Sasya's watercolors swirl around the globe
By Pavan Kapoor
JAKARTA (JP): To a connoisseur of watercolor paintings the languid flow of dried colored-water captured on paper holds a kind of reverential magic. The crucial highlights created by pert strokes of the brush in precise abandonment leaving snatches of white paper exposed is what watercolor lovers rave about.
Indonesia's watercolorist Sasya Tranggono kicks off her world tour from Sept. 6 to Sept. 16 in the Bimasena Lobby of the Dharmawangsa hotel in South Jakarta. In a world tour taking in many countries -- including the Netherlands, United States and Singapore -- Sasya will exhibit 150 of her works.
Her intriguing assimilation of ethnic Indonesian artifacts, flowers, fruits and masks are constructed in what can be described as architecturally aesthetic layouts and well-balanced formats. Over the years Sasya has managed to effectively paint her own special color into the contemporary Indonesian art scene.
Entitled From Indonesia with Love, the exhibition is scheduled to be opened by Baron van Heemstra, The Netherlands ambassador to Indonesia, who himself collects Sasya's paintings.
The somewhat apt theme of the opening night party entitled My Love, My Life is spontaneous and awash with Sasya's enthusiasm and passion.
"My life is my art, my art is my life," said Sasya at a press conference, emanating transparency -- perhaps a poignant reminder of the media she chooses to paint in.
Sasya studied engineering at the Syracuse University in the United States and went on to complete her MBA degree in Rotterdam. It was at that time her untapped spirit needed release.
In the force of youthful ambition Sasya felt a new door of her mind open to the world of art and enrolled herself as a student of the famous artists Ben Stolk and Jose Moons.
Combining her formal training of Western artistic techniques, conceptualism and design with her admiration for Indonesian batik and artifacts over the years, Sasya has created a new place under the sun for herself. However, Sasya feels that herself and her style in the forthcoming exhibition is that of an evolved artist.
"While earlier I concentrated on crowding my pictures with batik and Indonesian pottery, masks and other artifacts, now I take on a more minimalist approach," she said.
Sasya attempts to include fewer colors and objects, creating a single focal point. This is apparent in paintings such as Do you remember? and Three lilies.

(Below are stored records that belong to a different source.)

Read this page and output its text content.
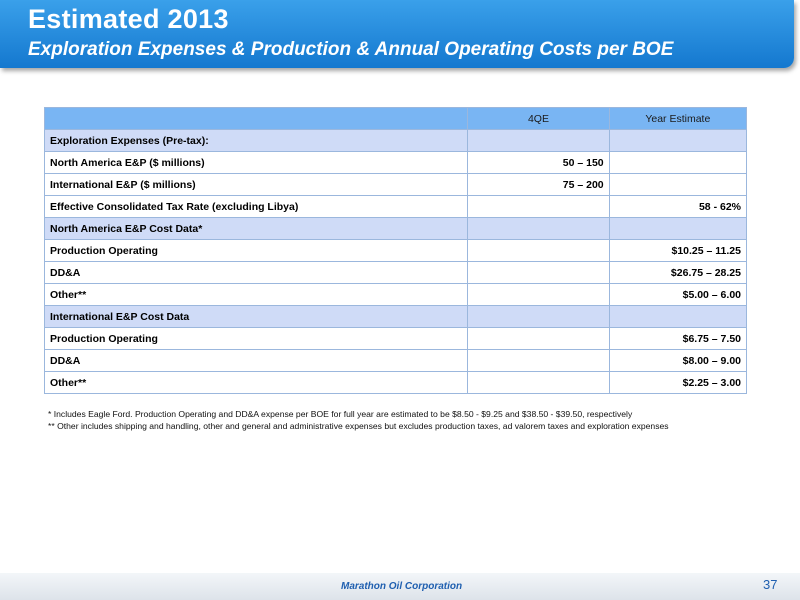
Estimated 2013
Exploration Expenses & Production & Annual Operating Costs per BOE
	4QE	Year Estimate
Exploration Expenses (Pre-tax):		
North America E&P ($ millions)	50 – 150	
International E&P ($ millions)	75 – 200	
Effective Consolidated Tax Rate (excluding Libya)		58 - 62%
North America E&P Cost Data*		
Production Operating		$10.25 – 11.25
DD&A		$26.75 – 28.25
Other**		$5.00 – 6.00
International E&P Cost Data		
Production Operating		$6.75 – 7.50
DD&A		$8.00 – 9.00
Other**		$2.25 – 3.00
* Includes Eagle Ford. Production Operating and DD&A expense per BOE for full year are estimated to be $8.50 - $9.25 and $38.50 - $39.50, respectively
** Other includes shipping and handling, other and general and administrative expenses but excludes production taxes, ad valorem taxes and exploration expenses
Marathon Oil Corporation	37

She remains a patriotic patron of "bold, bright, happy colors" as she prefers to call them. While using less of the blues and browns that are popularly used by Indonesian aquarellists, she plunges into Indian pinks, sunset oranges, turquoise and emerald greens. Although the Western world continues to consider drab colors art, Sasya thinks her thematic impact combined with Western styles of water-coloring is what gives her a place in the art world.
For Sasya who has lived and studied abroad for most of her life, true inspiration lies back at home. For someone in touch with her roots, Indonesian culture is inexhaustible of its beauty, perhaps because "home is where the heart is".